In return, though, Deng’s program headed off starvation and delivered big income gains. Country folk, who still make up two-thirds of China’s population, saw real wages rise about 6 percent per year. The gains, however, were concentrated along the eastern seaboard, and in dirt-poor inland villages the decline of Mao’s rudimentary but free
education and health care often canceled them out. One result was the biggest migration in history: since the 1990s 150 million people have moved to the cities, creating the equivalent of a new Chicago every year. Relocating to a city typically raised a farmer’s income by 50 percent while simultaneously providing manufacturers with labor at a fraction of its cost in rich countries.

Between 1992 and 2007 China’s exports increased a dozen-fold and its trade surplus with the United States ballooned from $18 billion to $233 billion. In American discount stores such as Wal-Mart, Chinese-made goods typically filled 90 percent of the shelf space by 2008; rare was the American who did not don at least one piece of made-in-China clothing every morning.
Business Week
magazine observed that “
the China price
” had become “the three scariest words in U.S. industry.” Companies that could not match it went under.

Like nineteenth-century Britain and twentieth-century America, China became the workshop to the world. The financial journalist James Kynge describes overhearing a conversation on a train in Italy between two Chinese businessmen, sounding for all the world like a couple of Gradgrinds wrenched from the pages of Dickens:

The boss remarked
that they had been traveling for an hour and a half and had hardly seen a single factory. “Foreigners like looking at scenery,” the young man offered. The boss paused for thought, then asked, “Scenery or production, which is more important?” … The boss’s curiosity ranged over many subjects … Why were foreigners so lazy? What was Europe going to do when it did not have much industry left? Could you really run an economy on services alone? Did European cows really consume two dollars a day in farm subsidies?

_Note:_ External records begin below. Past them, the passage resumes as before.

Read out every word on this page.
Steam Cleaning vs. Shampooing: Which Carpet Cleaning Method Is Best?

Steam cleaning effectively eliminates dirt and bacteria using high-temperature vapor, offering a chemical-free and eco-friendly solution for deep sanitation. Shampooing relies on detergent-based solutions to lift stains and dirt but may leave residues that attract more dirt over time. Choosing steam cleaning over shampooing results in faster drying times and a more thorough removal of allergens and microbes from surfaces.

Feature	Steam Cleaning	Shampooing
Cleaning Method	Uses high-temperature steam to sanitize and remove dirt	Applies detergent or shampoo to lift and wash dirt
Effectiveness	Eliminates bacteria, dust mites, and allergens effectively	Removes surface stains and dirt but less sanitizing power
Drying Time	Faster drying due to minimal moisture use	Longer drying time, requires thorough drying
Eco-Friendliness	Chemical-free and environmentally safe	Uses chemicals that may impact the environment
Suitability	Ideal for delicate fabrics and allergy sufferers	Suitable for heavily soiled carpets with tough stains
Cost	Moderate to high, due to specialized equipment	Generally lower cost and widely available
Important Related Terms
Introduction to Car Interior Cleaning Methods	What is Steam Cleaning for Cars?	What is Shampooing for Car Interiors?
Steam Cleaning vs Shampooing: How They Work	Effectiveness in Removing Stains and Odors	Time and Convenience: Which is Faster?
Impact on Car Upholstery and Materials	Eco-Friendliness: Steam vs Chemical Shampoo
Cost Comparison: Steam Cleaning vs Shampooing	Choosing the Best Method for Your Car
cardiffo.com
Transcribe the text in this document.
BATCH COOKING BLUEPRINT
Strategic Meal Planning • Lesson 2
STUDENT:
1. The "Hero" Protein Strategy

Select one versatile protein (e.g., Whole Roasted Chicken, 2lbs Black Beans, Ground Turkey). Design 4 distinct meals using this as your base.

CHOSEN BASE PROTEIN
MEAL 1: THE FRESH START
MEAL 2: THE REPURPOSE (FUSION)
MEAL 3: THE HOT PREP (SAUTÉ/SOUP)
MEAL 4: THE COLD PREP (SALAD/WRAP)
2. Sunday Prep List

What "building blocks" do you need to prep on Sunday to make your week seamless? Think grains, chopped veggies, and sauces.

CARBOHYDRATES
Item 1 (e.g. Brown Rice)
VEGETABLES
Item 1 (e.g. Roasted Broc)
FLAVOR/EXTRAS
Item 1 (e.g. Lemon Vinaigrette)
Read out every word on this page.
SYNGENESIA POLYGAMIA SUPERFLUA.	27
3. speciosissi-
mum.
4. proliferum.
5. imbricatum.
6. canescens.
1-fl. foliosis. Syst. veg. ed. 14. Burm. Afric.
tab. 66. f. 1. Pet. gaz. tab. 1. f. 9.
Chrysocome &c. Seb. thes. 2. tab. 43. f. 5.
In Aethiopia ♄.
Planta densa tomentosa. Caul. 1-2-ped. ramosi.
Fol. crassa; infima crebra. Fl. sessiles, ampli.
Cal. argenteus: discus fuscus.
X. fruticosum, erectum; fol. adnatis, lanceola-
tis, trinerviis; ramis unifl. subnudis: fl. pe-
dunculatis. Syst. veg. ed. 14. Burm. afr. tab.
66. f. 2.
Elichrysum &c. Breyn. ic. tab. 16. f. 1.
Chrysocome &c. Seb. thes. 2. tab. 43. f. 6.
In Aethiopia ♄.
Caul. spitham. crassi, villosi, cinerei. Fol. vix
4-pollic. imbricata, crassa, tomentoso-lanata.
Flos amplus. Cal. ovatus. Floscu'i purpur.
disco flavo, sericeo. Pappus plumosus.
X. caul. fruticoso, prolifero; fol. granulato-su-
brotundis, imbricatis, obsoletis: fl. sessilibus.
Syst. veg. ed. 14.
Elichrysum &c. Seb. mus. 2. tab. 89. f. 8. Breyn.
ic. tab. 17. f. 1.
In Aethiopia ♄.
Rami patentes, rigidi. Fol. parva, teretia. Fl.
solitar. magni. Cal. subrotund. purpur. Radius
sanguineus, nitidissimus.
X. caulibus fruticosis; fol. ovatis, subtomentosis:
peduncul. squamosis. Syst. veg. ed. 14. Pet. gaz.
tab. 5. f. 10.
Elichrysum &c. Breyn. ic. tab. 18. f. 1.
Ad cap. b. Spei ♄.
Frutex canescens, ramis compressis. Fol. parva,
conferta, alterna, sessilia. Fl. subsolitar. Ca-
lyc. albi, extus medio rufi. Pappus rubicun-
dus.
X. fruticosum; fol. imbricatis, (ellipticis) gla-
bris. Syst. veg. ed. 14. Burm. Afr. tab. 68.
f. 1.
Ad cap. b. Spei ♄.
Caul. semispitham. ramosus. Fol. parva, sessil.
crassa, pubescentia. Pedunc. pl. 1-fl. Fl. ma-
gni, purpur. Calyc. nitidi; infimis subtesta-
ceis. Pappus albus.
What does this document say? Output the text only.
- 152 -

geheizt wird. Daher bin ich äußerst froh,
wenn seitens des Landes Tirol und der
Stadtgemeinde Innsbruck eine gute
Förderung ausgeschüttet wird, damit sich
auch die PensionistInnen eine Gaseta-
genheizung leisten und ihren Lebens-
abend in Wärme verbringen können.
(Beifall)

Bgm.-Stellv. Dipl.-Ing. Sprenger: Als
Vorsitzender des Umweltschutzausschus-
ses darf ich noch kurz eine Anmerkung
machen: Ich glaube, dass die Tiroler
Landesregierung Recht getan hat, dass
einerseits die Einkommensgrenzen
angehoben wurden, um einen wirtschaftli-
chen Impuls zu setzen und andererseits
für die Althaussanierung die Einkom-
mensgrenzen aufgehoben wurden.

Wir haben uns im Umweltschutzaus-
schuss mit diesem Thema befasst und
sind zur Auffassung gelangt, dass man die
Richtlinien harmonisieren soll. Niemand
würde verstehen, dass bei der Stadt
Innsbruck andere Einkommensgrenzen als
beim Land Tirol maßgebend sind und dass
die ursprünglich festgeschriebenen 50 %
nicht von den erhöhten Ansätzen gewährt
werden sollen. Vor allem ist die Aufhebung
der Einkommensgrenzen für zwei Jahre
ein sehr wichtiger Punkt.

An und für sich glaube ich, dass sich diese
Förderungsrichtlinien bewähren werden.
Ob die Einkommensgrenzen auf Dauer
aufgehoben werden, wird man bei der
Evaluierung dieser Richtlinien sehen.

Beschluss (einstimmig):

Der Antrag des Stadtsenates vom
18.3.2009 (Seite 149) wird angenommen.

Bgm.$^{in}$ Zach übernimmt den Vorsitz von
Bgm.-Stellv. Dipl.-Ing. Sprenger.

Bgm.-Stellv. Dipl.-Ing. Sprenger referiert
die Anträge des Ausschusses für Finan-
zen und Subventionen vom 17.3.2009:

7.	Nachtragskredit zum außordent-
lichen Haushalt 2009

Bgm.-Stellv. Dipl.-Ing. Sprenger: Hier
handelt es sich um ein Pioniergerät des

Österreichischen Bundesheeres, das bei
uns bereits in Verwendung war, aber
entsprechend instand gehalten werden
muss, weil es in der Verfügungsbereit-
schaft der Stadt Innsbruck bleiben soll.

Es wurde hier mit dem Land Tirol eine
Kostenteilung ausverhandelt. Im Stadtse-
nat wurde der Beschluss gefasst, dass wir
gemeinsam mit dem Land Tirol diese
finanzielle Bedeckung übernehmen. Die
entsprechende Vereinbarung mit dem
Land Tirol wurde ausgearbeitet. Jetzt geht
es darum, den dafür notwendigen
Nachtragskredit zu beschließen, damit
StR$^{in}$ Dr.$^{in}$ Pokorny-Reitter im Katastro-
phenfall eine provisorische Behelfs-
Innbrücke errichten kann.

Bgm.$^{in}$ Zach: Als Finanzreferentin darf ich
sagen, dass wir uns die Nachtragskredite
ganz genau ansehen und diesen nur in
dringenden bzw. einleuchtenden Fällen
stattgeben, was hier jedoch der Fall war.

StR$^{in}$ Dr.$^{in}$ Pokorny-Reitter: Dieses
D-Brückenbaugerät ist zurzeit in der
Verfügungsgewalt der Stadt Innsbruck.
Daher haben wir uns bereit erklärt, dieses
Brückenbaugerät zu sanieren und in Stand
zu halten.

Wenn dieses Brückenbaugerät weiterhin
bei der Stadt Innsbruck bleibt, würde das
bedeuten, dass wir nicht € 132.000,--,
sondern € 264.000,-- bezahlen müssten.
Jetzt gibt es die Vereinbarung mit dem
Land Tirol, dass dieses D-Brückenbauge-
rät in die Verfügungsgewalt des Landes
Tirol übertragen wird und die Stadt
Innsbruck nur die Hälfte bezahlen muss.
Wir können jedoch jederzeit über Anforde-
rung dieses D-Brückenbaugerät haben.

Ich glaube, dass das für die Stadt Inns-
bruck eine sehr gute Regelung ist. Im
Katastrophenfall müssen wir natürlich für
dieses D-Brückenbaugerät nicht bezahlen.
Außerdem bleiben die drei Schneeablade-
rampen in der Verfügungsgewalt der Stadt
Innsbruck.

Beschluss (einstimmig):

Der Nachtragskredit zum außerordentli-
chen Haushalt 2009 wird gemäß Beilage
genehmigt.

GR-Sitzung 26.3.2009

Half a century earlier, Mao had claimed, “
The direction of the wind
in the world has changed … At present, it is not the west wind that prevails over the east wind but the east wind that prevails over the west.” At the time, he was fooling himself; the 1950s East was very much under the West’s wing, divided between Soviet and American spheres. But by 2000 Mao’s words were coming true, albeit not in ways he had intended. Western social development was further ahead of Eastern—over three hundred points—than ever before, but whereas the ratio between the Western and Eastern score had been almost 2.4:1 in 1900, by 2000 it was only a little over 1.6:1. The twentieth century was both the high point of the Western age and the beginning of its end.